Published February 4, 2012 by myliteraryleanings

Review of Dances With Wolves by Michael Blake:

Overview from www.bn.com: In honor of the 20th Anniversary of the Academy Award-Winning film adaptation of the novel, Michael Blake’s historical masterpiece Dances With Wolves is now available in digital form. With a new preface by the author, the e-book edition of Dances With Wolves brings the 1988 classic to a new generation of readers. When Lieutenant Dunbar receives his orders to join the regiment stationed at Fort Sedgewick, he has no idea that the post has been completely abandoned. Left to guard the fort alone, Dunbar finds himself with nothing but the open prairie for company – that is, until a band of Comanche Indians returns to their summer grounds a few miles away. Dunbar is soon faced with a choice between his obedient solitude and the …

My Review:

Years ago, I had read the story of how the screenwriter of this story had tried many times to get a screenplay made and failed. His friend, Kevin Costner, advised him to write his story as a book, first and then sell it as a screenplay. He did that and the book that he wrote later became the screenplay of the movie Dances With Wolves, starring Costner himself.

My first thought, besides thinking how much I had enjoyed the famous movie, was that I wished that I could have read the book to see how it compared to the movie. But the years went by and I forgot all about this, until a few weeks ago. I decided to check out the book from a local library and finally find out for myself what it was like and how it had been changed when made into a movie.

I discovered that not a lot had been changed. Perhaps it was due to Costner’s involvement in the project or the general respect that those in charge had for the work but I don’t think that is the only reason. This book, plain and simple, told a great story. Therefore, only a small amount of the material needed to be changed.

The most important thing that was changed was the tribe. They became the Sioux instead of Comanches. According to what I read online, this was due to the fact that it was harder to find speakers of the Comanche language to teach the cast.

The other was a deletion. A scene that was filmed never made it into the movie. This scene was quiet powerful. However, I can see why the director choose not include it in the film. It could have seemed redundant to audiences when an earlier scene with the buffalo make the same point. In the book, it is great. It flows. But in the movie, it could have been too much. The movie that did get filmed was already long by cinematic standards. I found the deleted scene on www.youtube.com however, and have pasted it at the bottom of this review. It is shot exactly as described in the book.

Most people know the story already. The book is virtually the same. All the same characters are there.  Costner and his female co-star who played Stands With A Fist seemed a bit old for the parts they were playing but they did a good job.

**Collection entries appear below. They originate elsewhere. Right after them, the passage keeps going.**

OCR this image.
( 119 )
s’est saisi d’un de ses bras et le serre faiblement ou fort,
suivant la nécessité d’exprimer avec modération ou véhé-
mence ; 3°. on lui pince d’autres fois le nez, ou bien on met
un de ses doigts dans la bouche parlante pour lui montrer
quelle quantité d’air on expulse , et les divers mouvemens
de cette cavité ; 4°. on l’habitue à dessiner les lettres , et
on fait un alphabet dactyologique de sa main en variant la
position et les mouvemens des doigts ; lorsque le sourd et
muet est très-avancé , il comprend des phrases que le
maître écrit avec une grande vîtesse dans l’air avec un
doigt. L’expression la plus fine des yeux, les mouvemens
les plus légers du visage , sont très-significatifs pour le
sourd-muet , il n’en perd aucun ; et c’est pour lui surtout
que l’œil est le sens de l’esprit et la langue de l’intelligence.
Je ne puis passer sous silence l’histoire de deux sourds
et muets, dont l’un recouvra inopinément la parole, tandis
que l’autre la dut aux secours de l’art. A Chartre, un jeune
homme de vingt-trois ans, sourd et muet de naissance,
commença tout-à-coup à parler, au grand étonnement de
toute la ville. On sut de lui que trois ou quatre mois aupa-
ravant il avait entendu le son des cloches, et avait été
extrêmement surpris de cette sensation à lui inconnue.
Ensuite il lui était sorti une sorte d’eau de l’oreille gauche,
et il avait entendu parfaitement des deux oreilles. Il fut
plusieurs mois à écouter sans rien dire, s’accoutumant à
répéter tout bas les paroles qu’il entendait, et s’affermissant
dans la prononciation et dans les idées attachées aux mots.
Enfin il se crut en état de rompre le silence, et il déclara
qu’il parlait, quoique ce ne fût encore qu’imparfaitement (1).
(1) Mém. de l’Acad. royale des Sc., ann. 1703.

The book didn’t paint as much of sympathetic portrait of the Comanches as the movie did of the Sioux. Still, the author wrote as accurately as possible from what I can tell. Someone I know taught me many things about the history of the Native Americans in this country and in most cases to say that they were treated unfairly by the U.S. government is putting it mildly.

The best part of the book is the ending I think. Compared with the movie, it was more positive. I felt better walking away from it than I did the movie. But maybe that’s not a good thing.

However, I would definitely recommend this book. Its style took a little getting used to. The chapters are divided into small parts that were reminiscent of scenes in a screenplay. I guess that is to be expected but it was a little hard to get used to. Once I did though, I enjoyed the story.

Contains: war violence, hunting violence, some language, some sexual content, and gross humor.